Wednesday, June 20, 2007

Dark Days

We watched Dark Days tonight - a documentary about a homeless community existing in the subway caverns of New York City. We watch a lot of documentaries in our house. Yes, most of them - as our extended family usually points out to us if they ever take our advice and watch them - are depressing. But, most of the time documentaries these days are professionally crafted and edited to keep some form of distance between the action occurring in the film and the viewer sitting comfortably at home. You don't tend to sit in the misery of other people. Documentaries like The Future of Food or An Inconvenient Truth are certainly full of their woe, but they also end positively - hoping to lift the audience into a new way of behaving.

Well Dark Days has no such ambitions. Filmed in black and white and using loud, obnoxious subway trains as "cuts" from scene to scene, you watch constantly uncomfortable - trying to understand the anxious, disturbed, drug-saturated minds of men and women who have been reduced to scavenging like rats (which the director also uses as another "cut" device). Thirty minutes into the movie I started fearing the filth had jumped off the television and invaded my house.

You watch men pulling raw meat out of garbage bags - explaining how this is good meat since it comes from a Jewish deli where the meat is not thrown out with the other trash, "coffee grounds and shit" - and you're thankful the filming is so gritty. You watch two young men arguing over who will dump out the latrine - a painter's bucket set-up under a handicap accessible seat you'd expect to find hovering over a hospital or retirement home toilet. Eventually, the new kid takes the bucket not twenty yards from their makeshift house and pours it onto a stinking mound. No music. No narration. Just the inescapable hopelessness.

Or so I thought.

At the very end of the movie Amtrak issues a statement that the underground community has 30 days to vacate or else they will be evicted by force. But before the police can march into the depths, a homeless relief center in New York works with Amtrak to negotiate a better deal: the homeless men and women will be transferred to Section 8 housing and into apartments with another chance at life.

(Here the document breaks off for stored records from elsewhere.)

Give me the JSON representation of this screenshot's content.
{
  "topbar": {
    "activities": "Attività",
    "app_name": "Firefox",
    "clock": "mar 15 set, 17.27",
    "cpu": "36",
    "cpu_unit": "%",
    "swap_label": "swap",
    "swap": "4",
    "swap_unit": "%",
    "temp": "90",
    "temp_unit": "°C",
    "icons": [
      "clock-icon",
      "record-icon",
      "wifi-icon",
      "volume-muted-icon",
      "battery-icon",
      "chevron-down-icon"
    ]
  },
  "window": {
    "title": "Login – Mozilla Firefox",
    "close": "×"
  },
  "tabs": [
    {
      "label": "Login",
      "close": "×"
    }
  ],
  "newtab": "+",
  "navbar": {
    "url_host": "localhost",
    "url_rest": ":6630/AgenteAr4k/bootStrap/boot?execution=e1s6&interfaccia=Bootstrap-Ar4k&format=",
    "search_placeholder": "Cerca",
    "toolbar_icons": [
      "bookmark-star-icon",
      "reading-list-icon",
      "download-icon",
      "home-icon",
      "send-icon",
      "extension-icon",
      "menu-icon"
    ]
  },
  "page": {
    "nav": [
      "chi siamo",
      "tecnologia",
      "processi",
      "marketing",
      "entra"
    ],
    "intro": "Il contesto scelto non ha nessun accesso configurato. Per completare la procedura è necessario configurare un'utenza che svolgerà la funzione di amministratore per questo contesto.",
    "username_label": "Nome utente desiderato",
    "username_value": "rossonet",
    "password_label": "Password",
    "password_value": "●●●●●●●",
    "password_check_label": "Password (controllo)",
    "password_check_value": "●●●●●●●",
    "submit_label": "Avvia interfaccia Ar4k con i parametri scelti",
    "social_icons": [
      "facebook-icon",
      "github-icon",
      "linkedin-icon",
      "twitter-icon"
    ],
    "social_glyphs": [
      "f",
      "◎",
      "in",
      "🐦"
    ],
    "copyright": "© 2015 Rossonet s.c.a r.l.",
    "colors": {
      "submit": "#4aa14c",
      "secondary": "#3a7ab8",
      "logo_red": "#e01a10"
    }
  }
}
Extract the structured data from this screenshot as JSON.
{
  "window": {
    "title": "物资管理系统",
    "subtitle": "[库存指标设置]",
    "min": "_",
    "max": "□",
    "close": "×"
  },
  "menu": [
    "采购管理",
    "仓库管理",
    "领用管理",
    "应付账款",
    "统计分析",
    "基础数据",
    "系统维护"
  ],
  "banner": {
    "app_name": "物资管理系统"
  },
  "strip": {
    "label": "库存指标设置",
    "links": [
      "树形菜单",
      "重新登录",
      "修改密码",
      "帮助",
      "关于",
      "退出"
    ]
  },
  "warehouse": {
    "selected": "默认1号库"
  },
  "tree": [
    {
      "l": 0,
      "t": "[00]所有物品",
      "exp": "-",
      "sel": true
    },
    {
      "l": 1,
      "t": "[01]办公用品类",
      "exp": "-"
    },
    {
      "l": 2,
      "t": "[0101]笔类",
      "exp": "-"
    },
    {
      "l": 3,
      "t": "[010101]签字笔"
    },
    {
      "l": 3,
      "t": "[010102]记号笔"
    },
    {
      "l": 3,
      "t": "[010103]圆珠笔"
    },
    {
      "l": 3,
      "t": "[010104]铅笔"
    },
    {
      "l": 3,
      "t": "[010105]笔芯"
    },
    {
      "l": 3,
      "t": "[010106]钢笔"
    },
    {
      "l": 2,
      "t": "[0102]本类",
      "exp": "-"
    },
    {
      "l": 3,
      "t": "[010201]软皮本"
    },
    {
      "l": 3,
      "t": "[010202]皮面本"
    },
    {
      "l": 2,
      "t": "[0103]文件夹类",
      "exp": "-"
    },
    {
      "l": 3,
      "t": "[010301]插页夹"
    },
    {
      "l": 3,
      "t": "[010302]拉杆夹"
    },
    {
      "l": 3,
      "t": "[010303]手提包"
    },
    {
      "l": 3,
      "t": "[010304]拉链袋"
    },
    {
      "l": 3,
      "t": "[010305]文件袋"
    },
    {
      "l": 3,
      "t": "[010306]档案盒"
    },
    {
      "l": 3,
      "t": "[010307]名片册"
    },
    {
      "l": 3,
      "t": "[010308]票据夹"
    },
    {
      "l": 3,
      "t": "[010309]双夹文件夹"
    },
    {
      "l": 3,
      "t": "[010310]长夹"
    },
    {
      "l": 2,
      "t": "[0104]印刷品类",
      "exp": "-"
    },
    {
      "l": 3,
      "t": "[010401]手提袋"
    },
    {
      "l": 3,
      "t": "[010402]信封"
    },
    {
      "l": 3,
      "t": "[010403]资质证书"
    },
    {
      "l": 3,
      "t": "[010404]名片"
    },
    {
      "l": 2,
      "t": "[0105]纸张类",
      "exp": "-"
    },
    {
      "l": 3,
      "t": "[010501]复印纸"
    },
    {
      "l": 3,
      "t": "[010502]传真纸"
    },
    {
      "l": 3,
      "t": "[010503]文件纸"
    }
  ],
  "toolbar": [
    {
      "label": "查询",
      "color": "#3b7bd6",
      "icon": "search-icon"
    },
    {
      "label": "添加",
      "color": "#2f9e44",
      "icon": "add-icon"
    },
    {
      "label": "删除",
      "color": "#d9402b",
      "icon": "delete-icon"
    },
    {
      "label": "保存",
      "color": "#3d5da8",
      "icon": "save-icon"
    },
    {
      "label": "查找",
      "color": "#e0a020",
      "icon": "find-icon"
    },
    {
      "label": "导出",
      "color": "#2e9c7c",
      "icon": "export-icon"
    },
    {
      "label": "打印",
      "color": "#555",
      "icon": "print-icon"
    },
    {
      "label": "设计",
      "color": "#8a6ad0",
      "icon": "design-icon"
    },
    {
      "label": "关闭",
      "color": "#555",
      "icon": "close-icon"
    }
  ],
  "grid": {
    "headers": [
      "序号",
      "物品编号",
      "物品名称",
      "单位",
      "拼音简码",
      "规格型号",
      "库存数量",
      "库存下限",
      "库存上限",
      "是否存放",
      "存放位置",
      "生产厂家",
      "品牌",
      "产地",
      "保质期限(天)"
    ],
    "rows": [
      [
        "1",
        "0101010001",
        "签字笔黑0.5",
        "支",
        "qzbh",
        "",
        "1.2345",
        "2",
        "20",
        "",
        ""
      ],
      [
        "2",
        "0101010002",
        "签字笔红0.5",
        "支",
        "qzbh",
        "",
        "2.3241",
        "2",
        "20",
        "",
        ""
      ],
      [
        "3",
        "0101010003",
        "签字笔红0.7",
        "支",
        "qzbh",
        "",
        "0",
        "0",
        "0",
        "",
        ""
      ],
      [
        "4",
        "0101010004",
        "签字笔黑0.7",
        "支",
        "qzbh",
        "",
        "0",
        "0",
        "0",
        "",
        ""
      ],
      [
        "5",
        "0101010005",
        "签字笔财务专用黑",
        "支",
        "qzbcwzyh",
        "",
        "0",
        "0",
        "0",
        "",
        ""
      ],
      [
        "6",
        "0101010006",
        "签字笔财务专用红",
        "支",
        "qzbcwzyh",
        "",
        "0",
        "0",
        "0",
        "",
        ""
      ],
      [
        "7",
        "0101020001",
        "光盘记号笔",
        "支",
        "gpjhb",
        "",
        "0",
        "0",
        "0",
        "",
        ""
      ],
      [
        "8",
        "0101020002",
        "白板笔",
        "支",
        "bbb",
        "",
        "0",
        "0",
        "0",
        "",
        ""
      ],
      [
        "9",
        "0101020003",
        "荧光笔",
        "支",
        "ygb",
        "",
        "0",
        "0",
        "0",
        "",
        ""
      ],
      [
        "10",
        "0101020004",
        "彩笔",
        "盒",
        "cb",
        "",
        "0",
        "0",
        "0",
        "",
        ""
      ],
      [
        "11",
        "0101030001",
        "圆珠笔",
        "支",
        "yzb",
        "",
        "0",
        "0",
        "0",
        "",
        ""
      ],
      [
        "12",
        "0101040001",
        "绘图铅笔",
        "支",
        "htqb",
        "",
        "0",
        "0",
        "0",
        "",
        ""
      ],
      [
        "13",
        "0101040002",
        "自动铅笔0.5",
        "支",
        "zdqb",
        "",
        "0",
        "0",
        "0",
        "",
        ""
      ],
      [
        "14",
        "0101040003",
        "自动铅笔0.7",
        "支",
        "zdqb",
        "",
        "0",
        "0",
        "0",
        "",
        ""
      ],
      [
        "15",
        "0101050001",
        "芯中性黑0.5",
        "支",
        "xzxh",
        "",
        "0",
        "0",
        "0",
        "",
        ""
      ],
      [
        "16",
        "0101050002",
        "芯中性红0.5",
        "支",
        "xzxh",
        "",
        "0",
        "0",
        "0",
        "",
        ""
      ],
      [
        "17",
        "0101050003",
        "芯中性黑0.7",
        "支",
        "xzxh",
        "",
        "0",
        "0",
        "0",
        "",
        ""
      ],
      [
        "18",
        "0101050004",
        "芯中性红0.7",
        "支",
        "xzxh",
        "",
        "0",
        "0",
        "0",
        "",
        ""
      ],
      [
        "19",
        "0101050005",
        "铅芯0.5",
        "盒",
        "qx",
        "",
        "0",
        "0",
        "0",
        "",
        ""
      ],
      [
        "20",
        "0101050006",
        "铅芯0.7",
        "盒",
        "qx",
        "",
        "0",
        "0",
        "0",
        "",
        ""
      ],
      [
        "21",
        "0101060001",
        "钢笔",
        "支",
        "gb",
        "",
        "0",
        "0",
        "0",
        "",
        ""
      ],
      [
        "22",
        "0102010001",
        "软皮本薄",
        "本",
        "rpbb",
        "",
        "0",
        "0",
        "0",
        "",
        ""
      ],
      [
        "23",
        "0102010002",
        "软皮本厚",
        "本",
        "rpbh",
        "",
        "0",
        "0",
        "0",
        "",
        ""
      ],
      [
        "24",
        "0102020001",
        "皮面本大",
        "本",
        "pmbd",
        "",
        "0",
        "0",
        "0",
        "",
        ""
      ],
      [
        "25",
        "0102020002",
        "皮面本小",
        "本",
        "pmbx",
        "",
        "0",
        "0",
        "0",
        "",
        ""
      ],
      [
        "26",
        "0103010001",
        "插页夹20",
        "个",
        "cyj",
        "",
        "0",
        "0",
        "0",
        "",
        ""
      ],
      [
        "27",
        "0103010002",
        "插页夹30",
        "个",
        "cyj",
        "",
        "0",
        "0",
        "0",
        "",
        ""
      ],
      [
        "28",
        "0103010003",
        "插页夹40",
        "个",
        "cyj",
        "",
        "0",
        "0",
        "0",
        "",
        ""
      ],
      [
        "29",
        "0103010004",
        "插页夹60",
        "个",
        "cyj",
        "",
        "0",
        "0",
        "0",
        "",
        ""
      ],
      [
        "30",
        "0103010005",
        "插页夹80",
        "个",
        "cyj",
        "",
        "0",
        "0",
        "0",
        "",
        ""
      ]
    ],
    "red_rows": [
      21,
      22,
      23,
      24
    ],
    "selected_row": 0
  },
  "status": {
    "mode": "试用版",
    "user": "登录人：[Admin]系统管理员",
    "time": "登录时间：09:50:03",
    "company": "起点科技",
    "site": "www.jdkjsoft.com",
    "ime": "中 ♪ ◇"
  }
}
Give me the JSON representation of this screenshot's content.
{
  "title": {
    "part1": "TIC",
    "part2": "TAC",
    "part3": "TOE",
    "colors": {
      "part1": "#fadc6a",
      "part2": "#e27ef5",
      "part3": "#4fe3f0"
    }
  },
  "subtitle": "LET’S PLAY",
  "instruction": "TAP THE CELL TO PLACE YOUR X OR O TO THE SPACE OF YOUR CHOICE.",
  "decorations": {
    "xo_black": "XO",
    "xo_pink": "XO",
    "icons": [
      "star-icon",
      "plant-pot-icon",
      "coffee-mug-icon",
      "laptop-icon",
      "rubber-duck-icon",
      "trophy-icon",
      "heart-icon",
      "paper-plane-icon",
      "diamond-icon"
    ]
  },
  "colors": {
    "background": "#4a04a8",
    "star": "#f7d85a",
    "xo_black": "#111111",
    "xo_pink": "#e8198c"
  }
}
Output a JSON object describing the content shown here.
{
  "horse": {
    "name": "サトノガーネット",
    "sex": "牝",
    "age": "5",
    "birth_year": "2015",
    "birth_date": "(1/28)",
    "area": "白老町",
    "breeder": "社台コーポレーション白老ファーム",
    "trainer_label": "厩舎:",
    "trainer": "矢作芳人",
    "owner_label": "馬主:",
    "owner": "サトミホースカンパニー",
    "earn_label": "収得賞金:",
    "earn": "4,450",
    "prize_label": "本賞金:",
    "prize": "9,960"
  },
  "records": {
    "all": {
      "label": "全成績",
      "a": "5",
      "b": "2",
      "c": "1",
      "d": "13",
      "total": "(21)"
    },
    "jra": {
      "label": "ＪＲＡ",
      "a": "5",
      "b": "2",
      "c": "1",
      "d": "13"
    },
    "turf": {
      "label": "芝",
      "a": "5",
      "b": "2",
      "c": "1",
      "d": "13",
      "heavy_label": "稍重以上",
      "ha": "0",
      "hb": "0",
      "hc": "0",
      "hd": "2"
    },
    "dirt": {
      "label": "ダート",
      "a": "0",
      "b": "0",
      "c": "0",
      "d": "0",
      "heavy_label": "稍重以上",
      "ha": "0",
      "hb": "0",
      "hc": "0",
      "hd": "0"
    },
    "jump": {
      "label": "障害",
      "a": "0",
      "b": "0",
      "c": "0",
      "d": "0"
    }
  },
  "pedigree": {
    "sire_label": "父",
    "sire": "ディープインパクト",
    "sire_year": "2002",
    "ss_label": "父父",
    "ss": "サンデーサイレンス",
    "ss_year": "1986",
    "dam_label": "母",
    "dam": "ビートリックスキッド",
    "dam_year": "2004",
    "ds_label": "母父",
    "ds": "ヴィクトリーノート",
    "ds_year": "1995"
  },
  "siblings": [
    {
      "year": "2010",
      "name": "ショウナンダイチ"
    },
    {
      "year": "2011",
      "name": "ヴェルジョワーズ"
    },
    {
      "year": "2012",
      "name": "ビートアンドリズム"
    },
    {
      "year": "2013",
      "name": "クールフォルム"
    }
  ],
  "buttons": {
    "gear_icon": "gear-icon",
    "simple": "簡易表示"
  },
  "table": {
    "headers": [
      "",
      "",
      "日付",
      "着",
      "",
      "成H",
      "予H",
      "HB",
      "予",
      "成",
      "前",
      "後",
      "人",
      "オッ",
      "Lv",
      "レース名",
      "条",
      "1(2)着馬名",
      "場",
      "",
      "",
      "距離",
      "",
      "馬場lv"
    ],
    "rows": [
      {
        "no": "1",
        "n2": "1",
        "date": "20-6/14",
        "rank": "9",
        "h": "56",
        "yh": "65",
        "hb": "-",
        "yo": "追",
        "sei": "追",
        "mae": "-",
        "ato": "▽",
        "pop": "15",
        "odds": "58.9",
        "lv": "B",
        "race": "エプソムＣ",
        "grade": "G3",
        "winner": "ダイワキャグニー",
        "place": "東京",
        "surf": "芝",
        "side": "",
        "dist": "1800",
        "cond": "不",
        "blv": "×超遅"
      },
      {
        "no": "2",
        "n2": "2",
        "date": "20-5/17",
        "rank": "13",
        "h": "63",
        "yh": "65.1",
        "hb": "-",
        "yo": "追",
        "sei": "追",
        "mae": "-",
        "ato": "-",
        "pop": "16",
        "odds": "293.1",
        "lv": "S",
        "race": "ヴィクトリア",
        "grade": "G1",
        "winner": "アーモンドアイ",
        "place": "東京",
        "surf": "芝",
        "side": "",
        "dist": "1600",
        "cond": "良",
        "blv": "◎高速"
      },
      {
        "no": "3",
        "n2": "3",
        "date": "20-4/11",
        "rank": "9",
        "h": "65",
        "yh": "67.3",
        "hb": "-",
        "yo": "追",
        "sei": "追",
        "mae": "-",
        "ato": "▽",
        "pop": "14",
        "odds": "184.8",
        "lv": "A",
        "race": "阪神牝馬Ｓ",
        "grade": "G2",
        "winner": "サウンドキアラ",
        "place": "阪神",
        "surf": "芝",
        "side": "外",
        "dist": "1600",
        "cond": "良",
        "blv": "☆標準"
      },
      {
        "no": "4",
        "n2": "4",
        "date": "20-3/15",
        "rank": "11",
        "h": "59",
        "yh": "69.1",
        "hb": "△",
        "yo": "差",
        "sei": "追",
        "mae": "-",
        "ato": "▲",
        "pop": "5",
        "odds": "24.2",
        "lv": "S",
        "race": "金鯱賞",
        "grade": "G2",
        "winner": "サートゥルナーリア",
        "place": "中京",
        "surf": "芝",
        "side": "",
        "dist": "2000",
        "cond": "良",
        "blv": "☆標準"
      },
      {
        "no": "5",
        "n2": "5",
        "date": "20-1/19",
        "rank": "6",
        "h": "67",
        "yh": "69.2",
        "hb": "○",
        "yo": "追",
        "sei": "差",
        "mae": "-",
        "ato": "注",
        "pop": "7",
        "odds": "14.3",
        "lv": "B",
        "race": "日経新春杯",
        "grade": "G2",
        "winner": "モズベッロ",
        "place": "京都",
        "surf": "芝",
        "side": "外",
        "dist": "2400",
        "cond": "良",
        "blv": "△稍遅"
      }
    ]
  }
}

It's naive to think that's all these people need, and Dark Days never attempts to answer the pervasive reality and disaster mental illness and drugs has and will wreak on these people's lives. But, as the movie closes, you can't help but feel that some form of redemption has occurred.

In the conclusion, particularly, is where the brilliance of the black and white film is realized. For sixty plus minutes, the screen has been a barely visible abyss - with occasional light added by bright film lamps and small fires. For the last fifteen minutes of the film, however, the light has been reversed - bright light pours in to apartments, highlighting the sanitary shine of new paint and carpeted floors. One man stands over a frying pan cooking chicken, explaining how you never realize just how dark your life has become. You feel like you're in that room (just like you felt you were in that underground hell), which allows you to breath. And relax. But no where near as much as before you started the film. Some scenes are just too dark to forget.